The landscape in emerging markets (EM) has been steadily improving over the last few months. Commodity prices are tentatively hitting a bottom, China’s economic transition is proceeding well and the Federal Reserve has tempered its plan to raise interest rates, and with that, the strength of the U.S. dollar.
With this in mind, we are beginning to redeploy capital to EM where we can find good value.
What we’re seeing:
- Equities: The dramatic negative momentum of earnings should soon end as commodity prices stop falling and purchasing managers indexes rise. Based on the MSCI EM and ACWI indexes, trailing price-to-earnings multiples for EM are at a 25% discount to developed markets, dividend yields are slightly higher, and while return-on-equity is similar, EM offers significantly higher free cash flow yields (8% versus 6%). So we think equities are a great way to get selective EM exposure.
- Currencies: We like a number of markedly depreciated currencies that offer yields rivaling high yield debt but with much more liquidity and far less risk of sharp price swings. These include the Mexican peso and Russian ruble.
- Rates: A number of yield curves, including those in Mexico and South Africa, are particularly attractive as we believe investors have priced in too many interest rate hikes.
Putting EM in context
From a portfolio perspective, there has been little incentive to venture out of developed markets in recent years. Across equities and fixed income, the developed markets have enjoyed outsized returns for the past five years, supported by ever lower interest rates and central banks’ quantitative easing policies. Emerging market assets, meanwhile, have lagged as growth rates – and commodity prices – fell dramatically, and, more recently, the Federal Reserve moved toward normalizing interest rates in the U.S.
Now, however, valuations in the developed markets fully reflect the benefits of a lower discount factor.
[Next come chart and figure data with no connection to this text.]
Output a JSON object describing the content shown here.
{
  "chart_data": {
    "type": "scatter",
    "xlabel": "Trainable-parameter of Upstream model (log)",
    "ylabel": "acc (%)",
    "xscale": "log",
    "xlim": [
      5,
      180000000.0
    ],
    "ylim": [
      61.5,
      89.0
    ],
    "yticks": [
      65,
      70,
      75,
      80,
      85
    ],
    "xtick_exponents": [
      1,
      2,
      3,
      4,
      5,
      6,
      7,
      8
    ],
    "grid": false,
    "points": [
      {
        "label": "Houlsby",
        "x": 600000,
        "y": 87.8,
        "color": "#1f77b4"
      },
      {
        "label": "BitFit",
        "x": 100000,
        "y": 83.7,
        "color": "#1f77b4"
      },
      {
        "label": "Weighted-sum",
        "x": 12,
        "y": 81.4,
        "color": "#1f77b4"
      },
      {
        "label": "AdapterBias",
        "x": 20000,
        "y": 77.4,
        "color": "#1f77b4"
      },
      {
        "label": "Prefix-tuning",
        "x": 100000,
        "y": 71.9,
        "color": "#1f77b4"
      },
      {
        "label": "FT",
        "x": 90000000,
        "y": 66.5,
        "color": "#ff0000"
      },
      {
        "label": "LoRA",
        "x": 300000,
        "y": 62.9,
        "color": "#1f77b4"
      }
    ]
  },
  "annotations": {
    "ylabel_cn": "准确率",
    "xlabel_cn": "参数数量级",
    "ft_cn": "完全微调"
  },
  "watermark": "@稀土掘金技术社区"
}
The tailwinds of accommodative central bank policies are fading and may even be disappearing: We have reached the watershed of negative interest rates in many countries and wonder if they are helpful at all, as they are accompanied by tighter financial conditions.
Just as these tailwinds abate, the outlook for emerging markets is improving. Of course, some risks remain. While the C’s (China, central banks and commodities) are calmer, we will have to watch for potential storms, including faster-than-expected depreciation in the yuan or another sudden fall in oil prices.
Earlier in the year, we were cautious toward emerging markets but kept an open mind. Now we think the time has come to actively engage.